Although regulatory protections are in place, occupational noise remains the cause of hearing loss for too many workers. The Occupational Safety and Health Administration (OSHA) is tasked with regulating and enforcing workplace safety standards, and hearing safety is no exception. Despite the efforts of this agency, some employers fail to protect their workers’ hearing on the job. Large factories, industrial facilities, and transportation hubs often emit the loudest sounds, and they tend to have strict regulations in place about the use of hearing protection and the limits on shift time in highly noisy areas. Although some of these workplaces do not thoroughly follow regulations, small businesses also pose a risk to employee hearing. Let’s take a look at the ways that hearing can be at risk in the workplace. With these risks in mind, you can be sure to take your hearing health into your own hands.

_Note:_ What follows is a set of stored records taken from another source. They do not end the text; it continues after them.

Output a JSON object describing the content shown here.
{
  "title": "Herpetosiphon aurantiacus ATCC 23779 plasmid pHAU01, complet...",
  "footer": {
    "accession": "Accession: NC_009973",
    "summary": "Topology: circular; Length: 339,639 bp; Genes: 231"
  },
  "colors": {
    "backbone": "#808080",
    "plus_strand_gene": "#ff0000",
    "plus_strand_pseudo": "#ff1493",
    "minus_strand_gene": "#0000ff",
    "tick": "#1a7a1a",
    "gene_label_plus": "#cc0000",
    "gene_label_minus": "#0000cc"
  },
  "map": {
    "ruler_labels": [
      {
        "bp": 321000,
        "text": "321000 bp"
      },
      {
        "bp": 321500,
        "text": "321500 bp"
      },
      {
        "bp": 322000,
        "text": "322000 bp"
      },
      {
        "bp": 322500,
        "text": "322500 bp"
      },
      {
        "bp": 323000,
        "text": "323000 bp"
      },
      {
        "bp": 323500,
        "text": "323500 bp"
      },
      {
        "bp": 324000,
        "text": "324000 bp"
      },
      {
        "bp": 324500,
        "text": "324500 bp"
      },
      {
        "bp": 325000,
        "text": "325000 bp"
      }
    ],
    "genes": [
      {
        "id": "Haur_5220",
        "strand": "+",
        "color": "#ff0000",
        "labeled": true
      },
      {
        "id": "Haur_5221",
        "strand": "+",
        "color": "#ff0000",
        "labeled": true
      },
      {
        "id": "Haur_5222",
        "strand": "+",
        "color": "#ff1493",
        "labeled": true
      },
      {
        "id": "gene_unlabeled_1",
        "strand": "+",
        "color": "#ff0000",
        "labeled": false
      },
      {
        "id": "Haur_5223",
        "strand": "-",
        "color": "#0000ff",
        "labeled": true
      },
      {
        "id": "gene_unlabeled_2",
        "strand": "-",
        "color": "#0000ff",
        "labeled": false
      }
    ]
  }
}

Noise-Induced Hearing Loss
In order to understand these risks, we first need to understand the nature of noise-induced hearing loss. This type of hearing damage occurs when a person is exposed to loud sound, but the volume of that noise is not the only factor. The duration of exposure is also an important part of the risk of hearing damage. A very loud sound, such as a gunshot, explosion, or crash can be sufficient to damage hearing in an instant. However, relatively quieter sounds can also cause hearing damage when a person experiences them for a long enough duration of time. The baseline threshold of sound for workers is 85 decibels. A sound at this volume can be endured for an 8-hour work shift without a risk of damage. However, for each additional 3 decibels of sound beyond that level, the time of maximum exposure is cut in half. A sound of 88 decibels can be endured for 4 hours, a sound of 91 decibels can be endured for 2 hours, and so on. With this principle in mind, you can see how dangerous sounds can be, even when they are not immediately recognizable as a hearing risk.

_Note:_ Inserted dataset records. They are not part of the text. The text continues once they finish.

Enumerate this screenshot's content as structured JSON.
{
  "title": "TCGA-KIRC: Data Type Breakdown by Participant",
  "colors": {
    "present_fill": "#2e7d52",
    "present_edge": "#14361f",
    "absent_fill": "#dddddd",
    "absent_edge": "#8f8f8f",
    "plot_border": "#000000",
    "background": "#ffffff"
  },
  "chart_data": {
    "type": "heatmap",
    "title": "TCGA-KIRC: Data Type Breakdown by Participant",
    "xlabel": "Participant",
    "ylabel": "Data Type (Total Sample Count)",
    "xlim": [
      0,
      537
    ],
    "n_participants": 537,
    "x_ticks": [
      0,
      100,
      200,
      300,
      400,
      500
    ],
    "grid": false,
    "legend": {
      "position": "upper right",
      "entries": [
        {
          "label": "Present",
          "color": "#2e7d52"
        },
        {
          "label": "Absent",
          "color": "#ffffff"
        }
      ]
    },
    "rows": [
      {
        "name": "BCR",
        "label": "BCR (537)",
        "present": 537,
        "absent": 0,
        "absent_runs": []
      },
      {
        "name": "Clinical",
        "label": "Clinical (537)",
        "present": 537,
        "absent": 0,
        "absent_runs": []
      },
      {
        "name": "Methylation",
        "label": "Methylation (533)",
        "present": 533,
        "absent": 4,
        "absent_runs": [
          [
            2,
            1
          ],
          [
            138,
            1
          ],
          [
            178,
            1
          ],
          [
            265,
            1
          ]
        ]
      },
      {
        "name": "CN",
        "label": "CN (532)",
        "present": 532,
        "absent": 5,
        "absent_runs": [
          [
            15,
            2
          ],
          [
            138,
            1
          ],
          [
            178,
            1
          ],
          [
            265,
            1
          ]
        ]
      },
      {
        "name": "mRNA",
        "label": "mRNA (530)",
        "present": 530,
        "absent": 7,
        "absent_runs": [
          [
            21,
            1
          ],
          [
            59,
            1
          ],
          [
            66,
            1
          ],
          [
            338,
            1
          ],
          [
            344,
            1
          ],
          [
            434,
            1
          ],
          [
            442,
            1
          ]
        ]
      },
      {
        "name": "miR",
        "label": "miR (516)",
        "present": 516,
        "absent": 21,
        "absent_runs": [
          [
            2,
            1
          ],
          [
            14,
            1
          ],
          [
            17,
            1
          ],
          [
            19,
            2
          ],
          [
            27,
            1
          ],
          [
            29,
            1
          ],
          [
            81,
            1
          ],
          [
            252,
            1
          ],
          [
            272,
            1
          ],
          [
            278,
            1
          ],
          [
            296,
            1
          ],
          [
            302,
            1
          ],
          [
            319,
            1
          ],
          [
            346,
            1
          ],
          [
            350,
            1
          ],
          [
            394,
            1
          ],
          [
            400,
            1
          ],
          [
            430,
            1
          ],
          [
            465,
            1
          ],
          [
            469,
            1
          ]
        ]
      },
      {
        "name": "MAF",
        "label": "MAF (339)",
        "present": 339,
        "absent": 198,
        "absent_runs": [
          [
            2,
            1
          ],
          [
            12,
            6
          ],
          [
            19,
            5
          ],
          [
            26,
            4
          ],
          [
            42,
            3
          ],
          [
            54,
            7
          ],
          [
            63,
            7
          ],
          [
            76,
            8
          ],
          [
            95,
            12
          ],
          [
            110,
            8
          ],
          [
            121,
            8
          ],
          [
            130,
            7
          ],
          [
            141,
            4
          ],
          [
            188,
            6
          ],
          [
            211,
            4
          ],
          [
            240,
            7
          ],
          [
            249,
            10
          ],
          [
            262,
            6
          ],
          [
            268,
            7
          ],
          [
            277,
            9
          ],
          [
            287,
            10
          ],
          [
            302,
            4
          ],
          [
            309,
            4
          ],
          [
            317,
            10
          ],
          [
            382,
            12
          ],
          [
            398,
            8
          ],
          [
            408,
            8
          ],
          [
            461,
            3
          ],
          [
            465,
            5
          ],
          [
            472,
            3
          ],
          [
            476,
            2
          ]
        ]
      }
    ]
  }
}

Large-scale industrial facilities and transportation hubs can produce sounds that are damaging within a matter of minutes, and employees are mandated to wear hearing protection when they are in the proximity of these machines. However, small businesses can also pose a risk to hearing. Auto mechanic shops often produce sounds that are 90 decibels and above. Even restaurants and bars can produce damaging levels of sound when a full crowd is talking and background music is playing. The length of a shift is a crucial consideration in these situations. If a server works a brief 2-hour shift with a noisy crowd in the restaurant, this level of noise exposure is quite different from a full 8-hour shift. If you are concerned about your exposure to noise in the workplace, you can take your hearing health into your own hands. It is wise to begin by consulting with your supervisor or manager to see if any measurements of noise have been taken and if any regulations are in place. After notifying your supervisor about the possibility of noise exposure, you can also take a reading for yourself. Free apps are available on your smartphone to measure the decibel level of a workplace. Be sure to take several readings in different locations where you commonly work. This measure can let you know how loud your workplace tends to be. With this measurement in hand, you can determine how long your work shift can be before you are at risk of hearing damage. If you find that your work shift exceeds the maximum time for safe exposure, be sure to begin wearing earplugs as a first line of protection. Even disposable foam earplugs can bring down the volume level in a room by 10 decibels, sometimes bringing that effective noise exposure to a safe level where you can continue to work while keeping your hearing ability out of harm’s way. While working with your employer, you can take these steps to protect your hearing in the workplace, and be sure to educate your coworkers about these workplace safety concerns, as well.